Haftung:
Einzelunternehmen und Personengesellschafter haften
mit Ausnahme des Kommanditisten grundsätzlich persönlich für
sämtliche Verbindlichkeiten auch mit ihrem Privatvermögen. Bei der
KG, GmbH und GmbH & Co. KG gibt es zumindest die Haftungsbeschränkung
auf die Höhe der Einlage. Diese eindeutige Be- oder Entlastung muss
aber im Kontext gesehen werden und darf nicht über die tatsächliche
wirtschaftliche Situation des Existenzgründers täuschen. Denn
oftmals muss für eine Kreditaufnahme durch eine GmbH eine
persönliche Sicherheit oder eine Bürgschaft gegeben werden. Damit
ist der Vorteil im Vergleich zum Personenunternehmen wieder entfallen.

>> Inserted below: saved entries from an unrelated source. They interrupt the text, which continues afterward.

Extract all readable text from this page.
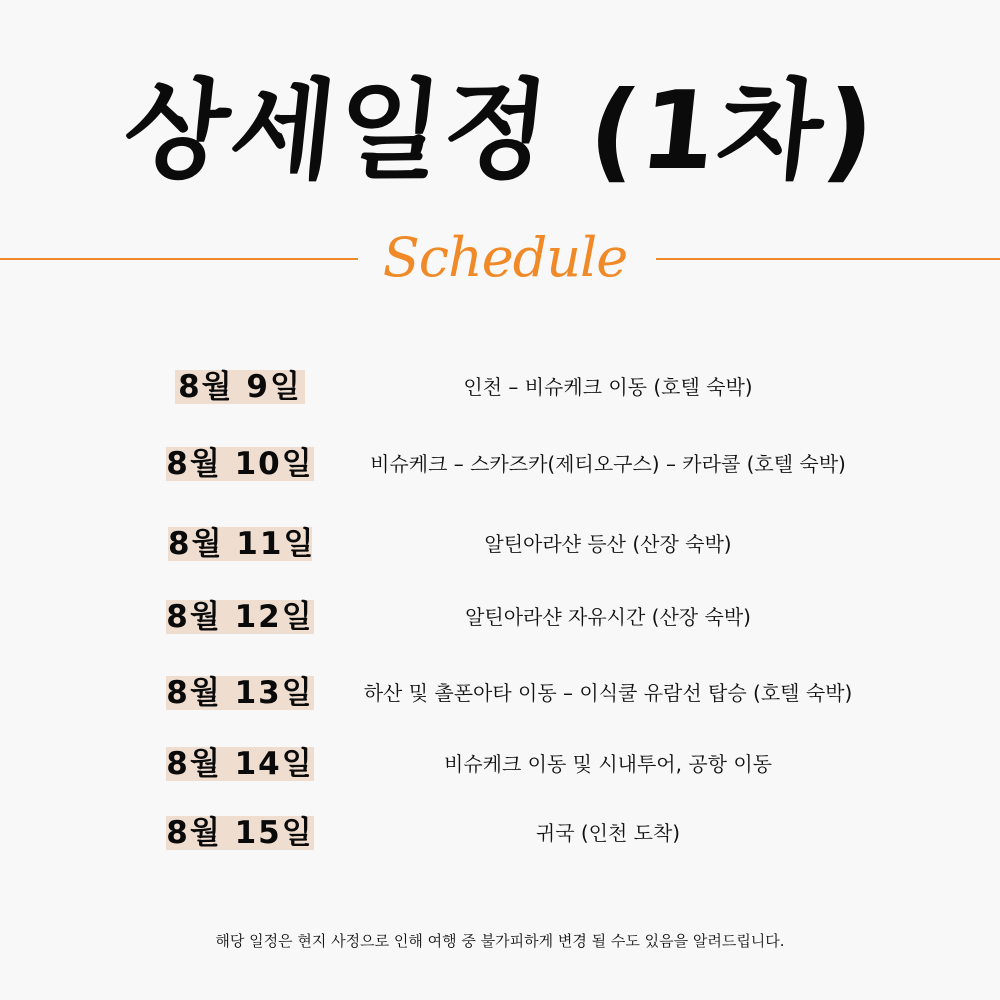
상세일정 (1차)
Schedule
8월 9일	인천 – 비슈케크 이동 (호텔 숙박)
8월 10일	비슈케크 – 스카즈카(제티오구스) – 카라콜 (호텔 숙박)
8월 11일	알틴아라샨 등산 (산장 숙박)
8월 12일	알틴아라샨 자유시간 (산장 숙박)
8월 13일	하산 및 촐폰아타 이동 – 이식쿨 유람선 탑승 (호텔 숙박)
8월 14일	비슈케크 이동 및 시내투어, 공항 이동
8월 15일	귀국 (인천 도착)
해당 일정은 현지 사정으로 인해 여행 중 불가피하게 변경 될 수도 있음을 알려드립니다.
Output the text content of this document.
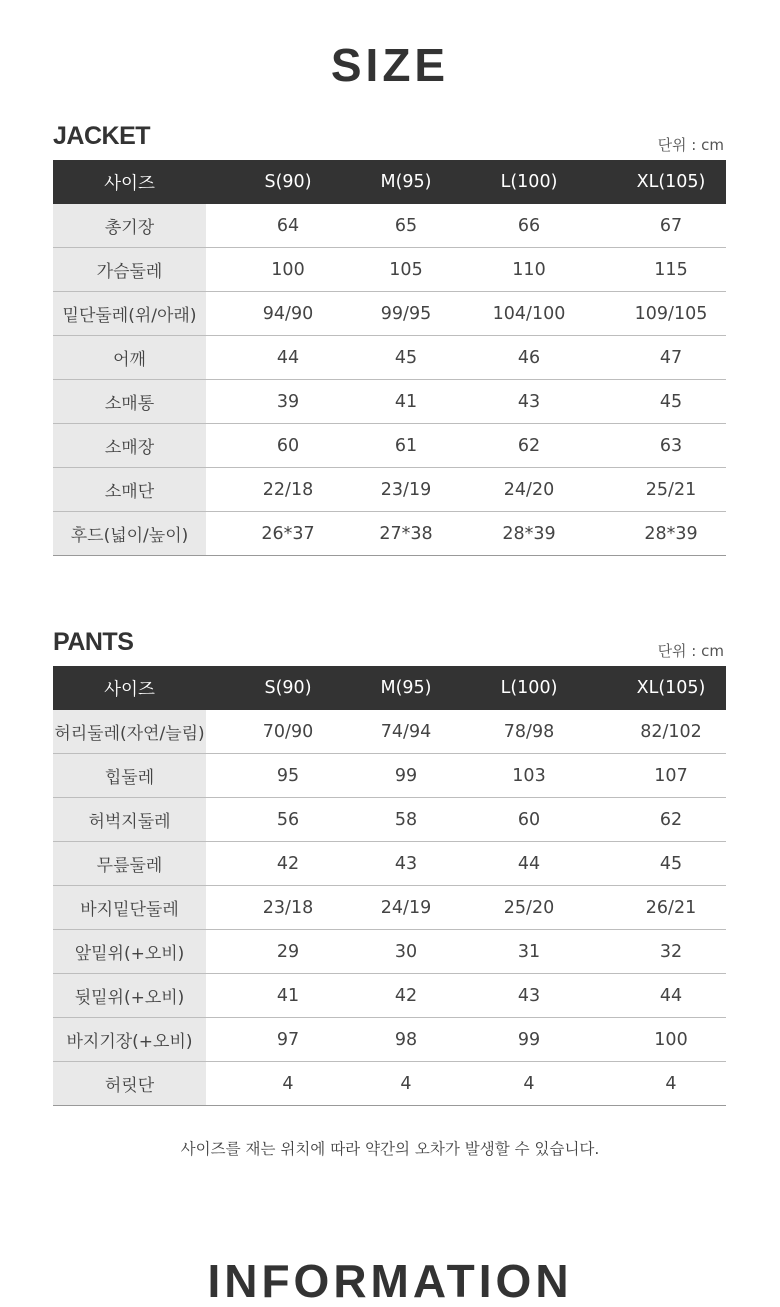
SIZE
JACKET	단위 : cm
사이즈	S(90)	M(95)	L(100)	XL(105)
총기장	64	65	66	67
가슴둘레	100	105	110	115
밑단둘레(위/아래)	94/90	99/95	104/100	109/105
어깨	44	45	46	47
소매통	39	41	43	45
소매장	60	61	62	63
소매단	22/18	23/19	24/20	25/21
후드(넓이/높이)	26*37	27*38	28*39	28*39
PANTS	단위 : cm
사이즈	S(90)	M(95)	L(100)	XL(105)
허리둘레(자연/늘림)	70/90	74/94	78/98	82/102
힙둘레	95	99	103	107
허벅지둘레	56	58	60	62
무릎둘레	42	43	44	45
바지밑단둘레	23/18	24/19	25/20	26/21
앞밑위(+오비)	29	30	31	32
뒷밑위(+오비)	41	42	43	44
바지기장(+오비)	97	98	99	100
허릿단	4	4	4	4
사이즈를 재는 위치에 따라 약간의 오차가 발생할 수 있습니다.
INFORMATION
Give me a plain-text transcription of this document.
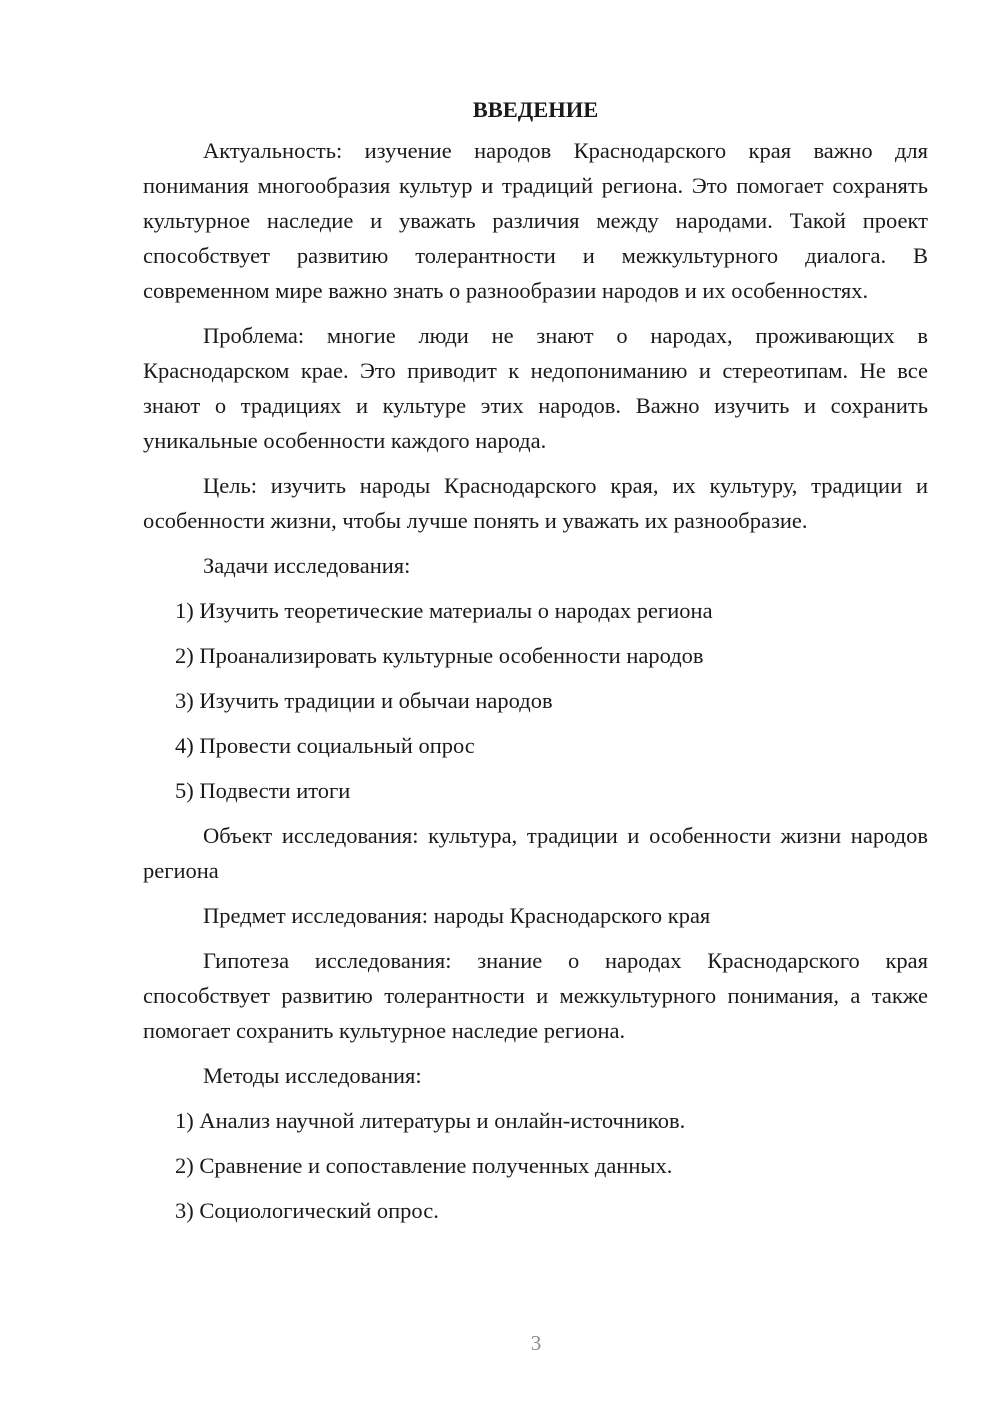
ВВЕДЕНИЕ

Актуальность: изучение народов Краснодарского края важно для понимания многообразия культур и традиций региона. Это помогает сохранять культурное наследие и уважать различия между народами. Такой проект способствует развитию толерантности и межкультурного диалога. В современном мире важно знать о разнообразии народов и их особенностях.

Проблема: многие люди не знают о народах, проживающих в Краснодарском крае. Это приводит к недопониманию и стереотипам. Не все знают о традициях и культуре этих народов. Важно изучить и сохранить уникальные особенности каждого народа.

Цель: изучить народы Краснодарского края, их культуру, традиции и особенности жизни, чтобы лучше понять и уважать их разнообразие.

Задачи исследования:

1) Изучить теоретические материалы о народах региона

2) Проанализировать культурные особенности народов

3) Изучить традиции и обычаи народов

4) Провести социальный опрос

5) Подвести итоги

Объект исследования: культура, традиции и особенности жизни народов региона

Предмет исследования: народы Краснодарского края

Гипотеза исследования: знание о народах Краснодарского края способствует развитию толерантности и межкультурного понимания, а также помогает сохранить культурное наследие региона.

Методы исследования:

1) Анализ научной литературы и онлайн-источников.

2) Сравнение и сопоставление полученных данных.

3) Социологический опрос.

3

Für Freiberufler spielen andere Überlegungen eine vorrangige
Rolle. Sie sichern ihre Berufsrisiken in der Regel durch eine
Haftpflichtversicherung ab und tätigen zumeist nur Investitionen in
geringer Höhe. Hier ist die Haftung also eher zweitrangig. Daher
kommt es bei Rechtsanwälten, Steuerberatern oder Architekten eher
selten zur Gründung einer GmbH, was auch mit dem Berufsstand an sich
zu tun hat.
Bei der GmbH sind zudem die höheren
Gründungskosten zu bedenken. Hier halten Rechtsanwalt, Notar sowie
Handelsregister die Hand auf, zudem ist das Mindestkapital
aufzubringen. Darüber hinaus müssen von Beginn an Buchführung und
Bilanz erstellt werden, auch wenn der Umsatz noch so gering ausfällt.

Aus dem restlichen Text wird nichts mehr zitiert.